A shaft of sunlight sparkles through the flexi-glass window in my tree house. The birds are chirping; you can hear the wind rustling the leaves and feel the tree house swaying. The hot July air is stifling, so stuffy I can hardly breathe. Smoke clouds the air, curling into unknown mystic Asian designs.
A spark of panic catches in my gut. The look in His eyes. They are flashing: a sharp and angry deep green with flecks of yellow and brown. He is glaring menacingly down at me. There’s something caught in my throat. I don’t know what’s wrong with me. I can’t scream. I can’t move. Jerked against Him by the overwhelming force of a strong yank, I flinch back; He’s leaning in for a kiss. His hand whips down and glances off my cheekbone. My face throbs and my ears are ringing. A look of betrayal fills my eyes and a slick, wet tear slides down my face. I reach up to place a cool, shaking hand on my cheek, but He catches it in His iron grip and forces it back down to my side.
He pushes me down. The carpeting chafes against my skin. He leers down at me; this cannot be good. Suddenly I’m all too aware of the vulnerable position I’m in. I’m on my back, with my arms pinned to my sides. My elbows burn from scraping against the carpet. My legs are sprawled out from when I fell. My long hair is unconcerned with what’s going on. It splashes out behind me, gracefully fanning about my head. My whole body is tingling.
My breath is coming quicker now, in short, panicked gulps. The white washed walls mock me with their calmness. I can feel the racing of my thumping heart. Get away! Just get away from Him! Now! Quick! But no, I’m frozen. A block of ice slides down into my stomach, chilling my whole body. A gust of wind shakes the tree house; trying to save me, shake me into movement. He kneels along the side of my body. His iron hands begin to explore. No. No! They shouldn’t be there! One of His cold fingers hooks the edge of my pants. I feel the brush of His skin on mine. He’s feeling around down there. He doesn’t belong there. The Hand has grown bored and moves up my body. His calluses scrap along the soft skin of my belly. He’s up further now. He doesn’t belong there either. He is rough with His hands and fingers, not caring where they end up. Pinching, rubbing, it’s all the same to Him. So quickly it seems to be slight of hand, my shirt is off. I shiver despite the ninety-degree weather.
A bird chirps outside, accompanied by the urgent chattering of a squirrel. They are telling me to make some noise. A white SUV passes by the window. Scream! Make them know you’re here! Do something! This inescapable hole of a tree house seems to be getting smaller by the minute. The roof clatters, laughing at me. Each little ball of fuzz on the carpet runs for freedom. They can escape out the trapdoor, but not I. I’m stuck here with Him. I want to get away, feel the wind on my face, smell the scent of clean, fresh earth, and taste the warm sunshine as it melts in my mouth. I want to see the green glow of the trees and hear the babbling brook that flows among them.

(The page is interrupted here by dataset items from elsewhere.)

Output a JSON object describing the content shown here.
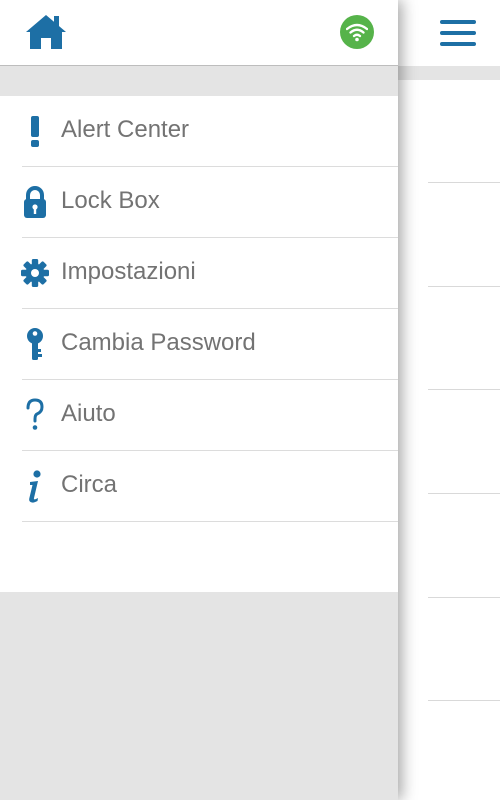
{
  "colors": {
    "accent": "#1d6fa5",
    "wifi_ok": "#56b34a",
    "menu_text": "#737373",
    "panel_gray": "#e4e4e4"
  },
  "header": {
    "home_icon": "home-icon",
    "status_icon": "wifi-icon",
    "menu_icon": "hamburger-icon"
  },
  "menu": {
    "items": [
      {
        "label": "Alert Center",
        "icon": "exclamation-icon"
      },
      {
        "label": "Lock Box",
        "icon": "padlock-icon"
      },
      {
        "label": "Impostazioni",
        "icon": "gear-icon"
      },
      {
        "label": "Cambia Password",
        "icon": "key-icon"
      },
      {
        "label": "Aiuto",
        "icon": "question-icon"
      },
      {
        "label": "Circa",
        "icon": "info-icon"
      }
    ]
  }
}
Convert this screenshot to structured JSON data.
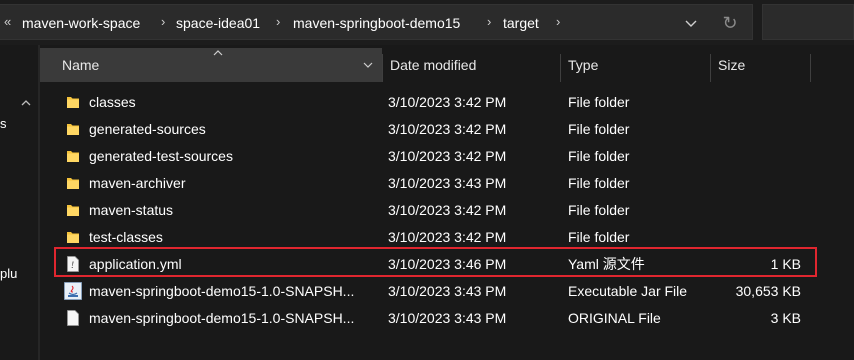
{
  "address": {
    "more": "«",
    "crumbs": [
      "maven-work-space",
      "space-idea01",
      "maven-springboot-demo15",
      "target"
    ],
    "separator": "›",
    "refresh_glyph": "↻"
  },
  "nav": {
    "fragments": [
      "s",
      "plu"
    ]
  },
  "columns": {
    "name": "Name",
    "date": "Date modified",
    "type": "Type",
    "size": "Size"
  },
  "rows": [
    {
      "name": "classes",
      "date": "3/10/2023 3:42 PM",
      "type": "File folder",
      "size": "",
      "icon": "folder-icon"
    },
    {
      "name": "generated-sources",
      "date": "3/10/2023 3:42 PM",
      "type": "File folder",
      "size": "",
      "icon": "folder-icon"
    },
    {
      "name": "generated-test-sources",
      "date": "3/10/2023 3:42 PM",
      "type": "File folder",
      "size": "",
      "icon": "folder-icon"
    },
    {
      "name": "maven-archiver",
      "date": "3/10/2023 3:43 PM",
      "type": "File folder",
      "size": "",
      "icon": "folder-icon"
    },
    {
      "name": "maven-status",
      "date": "3/10/2023 3:42 PM",
      "type": "File folder",
      "size": "",
      "icon": "folder-icon"
    },
    {
      "name": "test-classes",
      "date": "3/10/2023 3:42 PM",
      "type": "File folder",
      "size": "",
      "icon": "folder-icon"
    },
    {
      "name": "application.yml",
      "date": "3/10/2023 3:46 PM",
      "type": "Yaml 源文件",
      "size": "1 KB",
      "icon": "yaml-file-icon"
    },
    {
      "name": "maven-springboot-demo15-1.0-SNAPSH...",
      "date": "3/10/2023 3:43 PM",
      "type": "Executable Jar File",
      "size": "30,653 KB",
      "icon": "java-jar-icon"
    },
    {
      "name": "maven-springboot-demo15-1.0-SNAPSH...",
      "date": "3/10/2023 3:43 PM",
      "type": "ORIGINAL File",
      "size": "3 KB",
      "icon": "blank-file-icon"
    }
  ],
  "colors": {
    "background": "#191919",
    "folder": "#f4c23a",
    "highlight": "#e0262f"
  }
}
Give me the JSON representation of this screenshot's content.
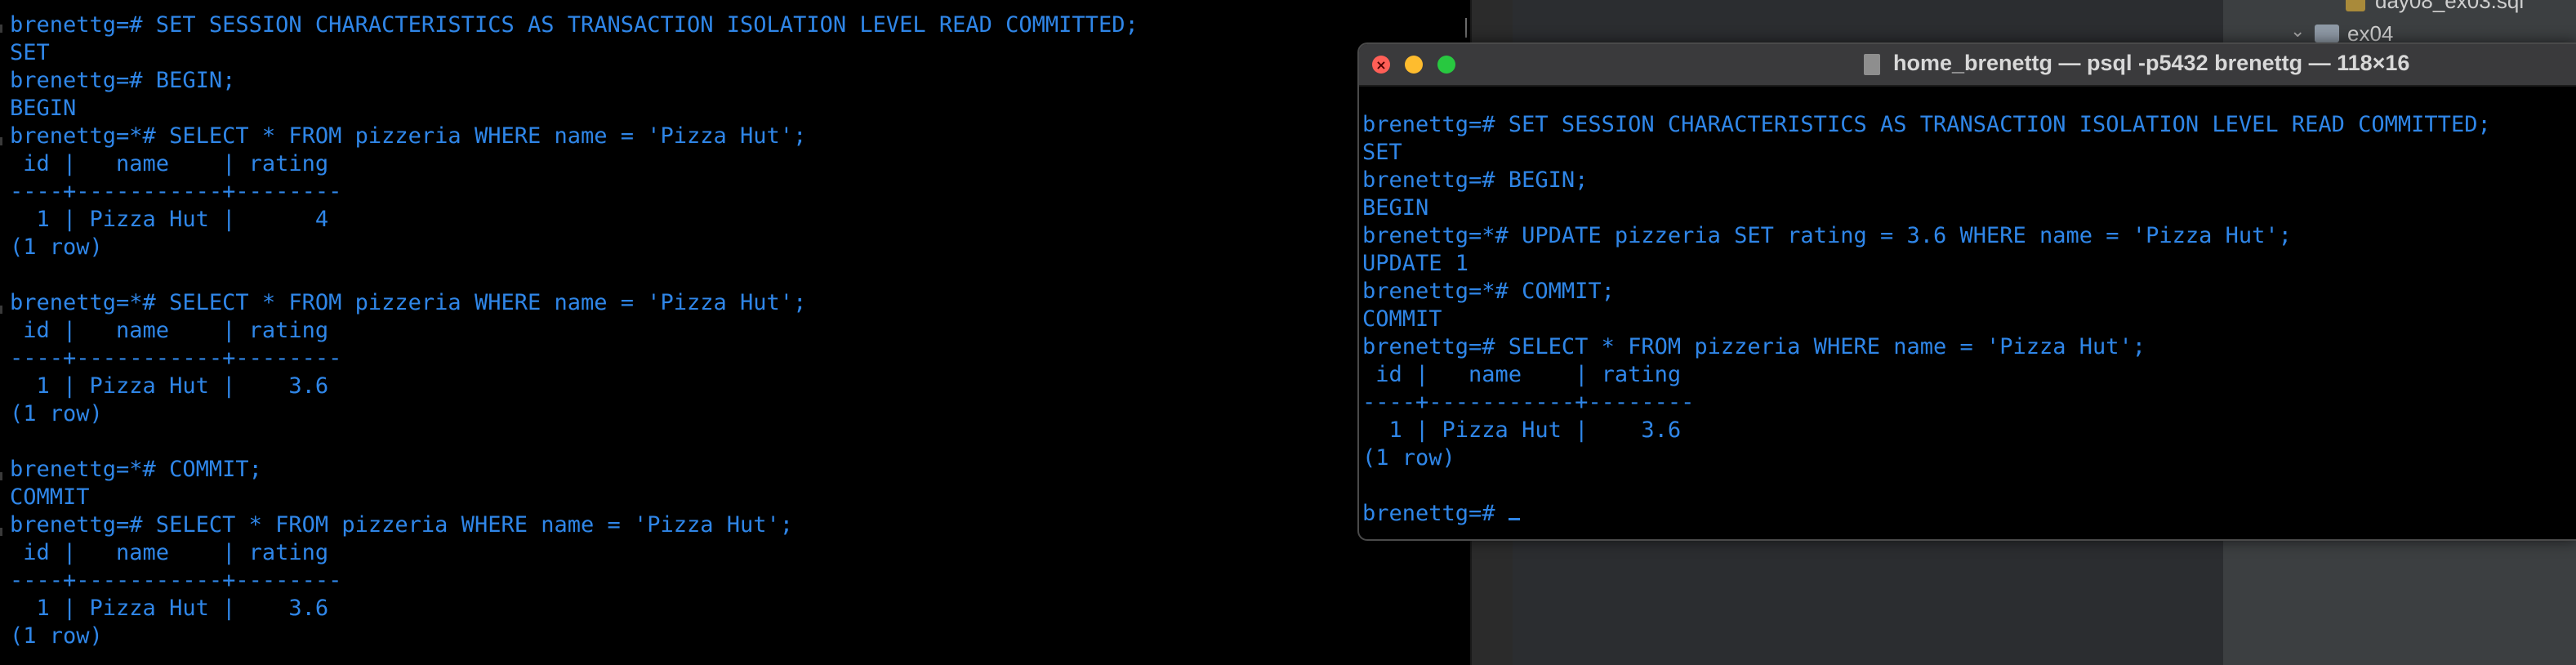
{
  "left_terminal": {
    "lines": [
      "brenettg=# SET SESSION CHARACTERISTICS AS TRANSACTION ISOLATION LEVEL READ COMMITTED;",
      "SET",
      "brenettg=# BEGIN;",
      "BEGIN",
      "brenettg=*# SELECT * FROM pizzeria WHERE name = 'Pizza Hut';",
      " id |   name    | rating",
      "----+-----------+--------",
      "  1 | Pizza Hut |      4",
      "(1 row)",
      "",
      "brenettg=*# SELECT * FROM pizzeria WHERE name = 'Pizza Hut';",
      " id |   name    | rating",
      "----+-----------+--------",
      "  1 | Pizza Hut |    3.6",
      "(1 row)",
      "",
      "brenettg=*# COMMIT;",
      "COMMIT",
      "brenettg=# SELECT * FROM pizzeria WHERE name = 'Pizza Hut';",
      " id |   name    | rating",
      "----+-----------+--------",
      "  1 | Pizza Hut |    3.6",
      "(1 row)"
    ]
  },
  "right_terminal": {
    "title": "home_brenettg — psql -p5432 brenettg — 118×16",
    "lines": [
      "brenettg=# SET SESSION CHARACTERISTICS AS TRANSACTION ISOLATION LEVEL READ COMMITTED;",
      "SET",
      "brenettg=# BEGIN;",
      "BEGIN",
      "brenettg=*# UPDATE pizzeria SET rating = 3.6 WHERE name = 'Pizza Hut';",
      "UPDATE 1",
      "brenettg=*# COMMIT;",
      "COMMIT",
      "brenettg=# SELECT * FROM pizzeria WHERE name = 'Pizza Hut';",
      " id |   name    | rating",
      "----+-----------+--------",
      "  1 | Pizza Hut |    3.6",
      "(1 row)",
      ""
    ],
    "prompt": "brenettg=# ",
    "controls": {
      "close_glyph": "×",
      "minimize_glyph": "",
      "zoom_glyph": ""
    }
  },
  "project_panel": {
    "file_name": "day08_ex03.sql",
    "folder_name": "ex04"
  },
  "colors": {
    "terminal_text": "#2f86e8",
    "terminal_bg": "#000000"
  }
}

Reality sets back in. He’s done with His hands. Leaning in, He breathes a hot puff of air on my neck. I taste bile rising up in my throat. His wet tongue and lips glide over my skin. He kisses me, not a sweet, passion-filled kiss, but a deep, hard kiss. I can feel my lips bruising with His perverted game. I feel His slimy saliva on me; I taste it. To throw up now would be the best thing in the world, but I can’t. I feel as though the scum from every snot-nosed kid, from every swamp, from every slug has just covered my body from head to toe. The need to bathe almost overwhelms the need to vomit.
He sits back, pleased with Himself. I feel the cold sweat all over my body. He can smell my fear. That acrid stench of complete and utter panic. It hangs in the air. He picks up a stick of incense. It’s a deep pink. The dust is flaking off the sides, covering the floor in a fine carpeting. The aroma of roses wafts through the air, but there’s something else there too. I can’t quite identify it. It’s sickly sweet, barely traceable, but there. He grins wickedly.
I seem to grow weak, almost faint. He pulls me effortlessly into His lap. He is aroused. I feel a hardness along the side of my face. I wince; the bile is threatening to escape again. I try to sit up, but those iron hands press me down. I cannot overpower Him. I should be able to, but the smell is so calming. Who really cares anyways? Things begin to distort themselves. My vision blurs and everything fades to black.
A shaft of sunlight sparkles through the flexi-glass window in my tree house. The birds are chirping; you can hear the wind rustling the leaves and feel the tree house swaying. The hot July air is stifling, so stuffy I can hardly breathe. Smoke clouds the air, curling into unknown mystic Asian designs.